Furthermore, animal models are perhaps even more limited in understanding what to expect regarding inter-patient differences. Certainly, many of us have seen animal to animal variability in preclinical studies for which it has been difficult to account (e.g. was it due to pre-existing capsid immunity, genetic differences between animals, administration issues? etc). These data created further challenges to understand the risks to patients undertaking these therapies as it is unknown if animal non-responders should predict the same in the clinic, or if animal high-responders might suggest risks for supra-pharmacology in the clinic.
Clinical Present (and ASGCT Presentations!)

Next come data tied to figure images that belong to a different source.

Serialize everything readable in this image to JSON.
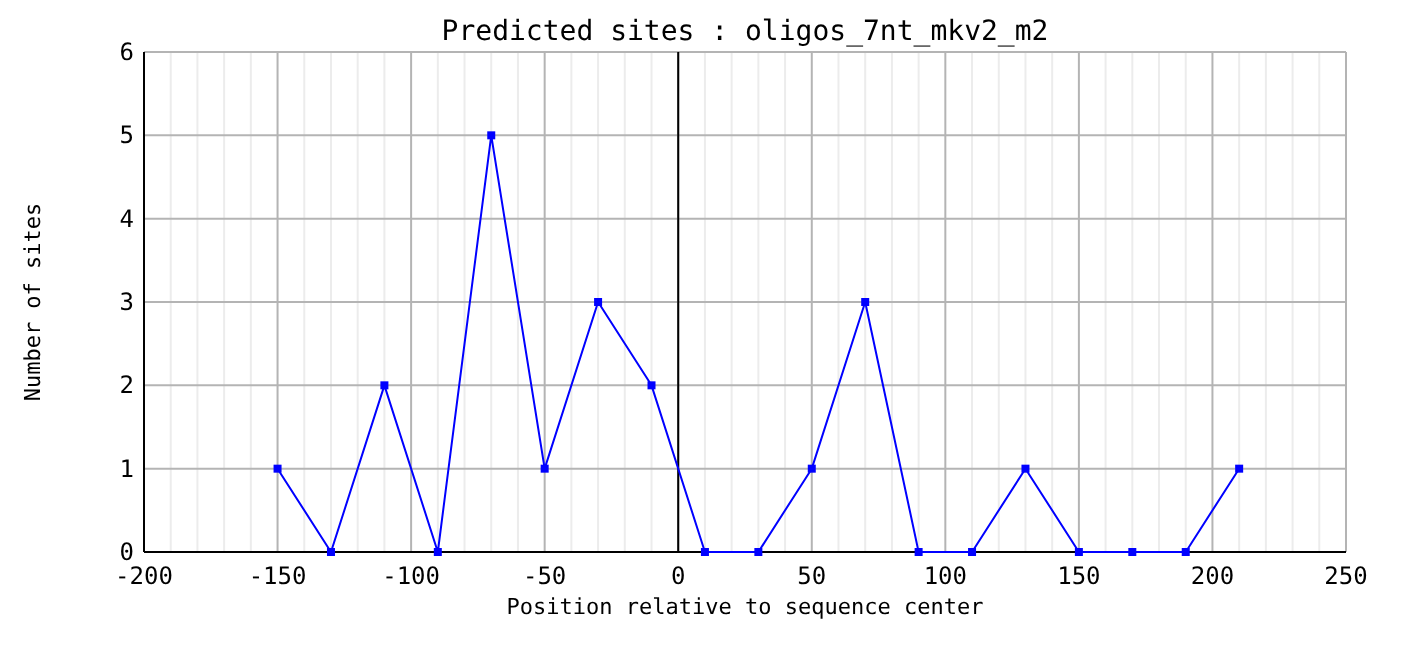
{
  "chart_data": {
    "type": "line",
    "title": "Predicted sites : oligos_7nt_mkv2_m2",
    "xlabel": "Position relative to sequence center",
    "ylabel": "Number of sites",
    "x": [
      -150,
      -130,
      -110,
      -90,
      -70,
      -50,
      -30,
      -10,
      10,
      30,
      50,
      70,
      90,
      110,
      130,
      150,
      170,
      190,
      210
    ],
    "series": [
      {
        "color": "#0000ff",
        "values": [
          1,
          0,
          2,
          0,
          5,
          1,
          3,
          2,
          0,
          0,
          1,
          3,
          0,
          0,
          1,
          0,
          0,
          0,
          1
        ]
      }
    ],
    "xlim": [
      -200,
      250
    ],
    "xticks": [
      -200,
      {
        "value": -190,
        "label": null
      },
      {
        "value": -180,
        "label": null
      },
      {
        "value": -170,
        "label": null
      },
      {
        "value": -160,
        "label": null
      },
      -150,
      {
        "value": -140,
        "label": null
      },
      {
        "value": -130,
        "label": null
      },
      {
        "value": -120,
        "label": null
      },
      {
        "value": -110,
        "label": null
      },
      -100,
      {
        "value": -90,
        "label": null
      },
      {
        "value": -80,
        "label": null
      },
      {
        "value": -70,
        "label": null
      },
      {
        "value": -60,
        "label": null
      },
      -50,
      {
        "value": -40,
        "label": null
      },
      {
        "value": -30,
        "label": null
      },
      {
        "value": -20,
        "label": null
      },
      {
        "value": -10,
        "label": null
      },
      0,
      {
        "value": 10,
        "label": null
      },
      {
        "value": 20,
        "label": null
      },
      {
        "value": 30,
        "label": null
      },
      {
        "value": 40,
        "label": null
      },
      50,
      {
        "value": 60,
        "label": null
      },
      {
        "value": 70,
        "label": null
      },
      {
        "value": 80,
        "label": null
      },
      {
        "value": 90,
        "label": null
      },
      100,
      {
        "value": 110,
        "label": null
      },
      {
        "value": 120,
        "label": null
      },
      {
        "value": 130,
        "label": null
      },
      {
        "value": 140,
        "label": null
      },
      150,
      {
        "value": 160,
        "label": null
      },
      {
        "value": 170,
        "label": null
      },
      {
        "value": 180,
        "label": null
      },
      {
        "value": 190,
        "label": null
      },
      200,
      {
        "value": 210,
        "label": null
      },
      {
        "value": 220,
        "label": null
      },
      {
        "value": 230,
        "label": null
      },
      {
        "value": 240,
        "label": null
      },
      250
    ],
    "ylim": [
      0,
      6
    ],
    "yticks": [
      0,
      1,
      2,
      3,
      4,
      5,
      6
    ],
    "ref_lines": [
      {
        "axis": "x",
        "value": 0,
        "color": "#000000"
      }
    ],
    "grid": true,
    "marker": "square",
    "line_style": "solid"
  }
}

With all these unknowns, the community has come together annually, and, this year, virtually, for ASGCT’s Annual Meeting. It is here we unite to share and attempt to understand the successes, limitations, and failures in the field. I believe we all appreciate that we are still at the stage where individual clinical trial learnings can reveal novel lessons for the next R&D program and help to guide decisions on constructs, capsids, manufacturing approach, and more.
Having been in the role of gene therapy program lead, I know there are lots of venues where clinical results are shared. And sometimes, even if you can do this from your couch, as we did this year, it feels like a lot. However, I was thrilled to see the clinical updates at each of the AAV Clinical Study and Clinical Spotlight sessions. And I know that with the 800 applications on file at the FDA and 200 additional applications expected in 2020, the volume of this work will only grow further and deepen our experience as we as a community seek to do the best for patients. And while some of the learnings presented may be arguably disease-specific, many of the lessons of the field’s clinical endeavors will be shared across indications. And these clinical findings have previously and can continue to guide the goals of the new technological innovation in capsid engineering, payload/vector engineering, delivery approaches, immune modulation, and preclinical modeling; all of these topics are close to the heart of many ASGCT researchers.
The Future
As we look ahead to next year, one thing is certain. The depth of our clinical understanding of gene therapy will only grow. And if you are like me, you probably aspire to a 2021 ASGCT Annual Meeting with log-fold increase in the clinical highlight presentations as we move the field forward in addressing unmet patient need.
Emily Walsh Martin, Ph.D., is a principal at Tremont Therapeutics and a member of the ASGCT Communications Committee.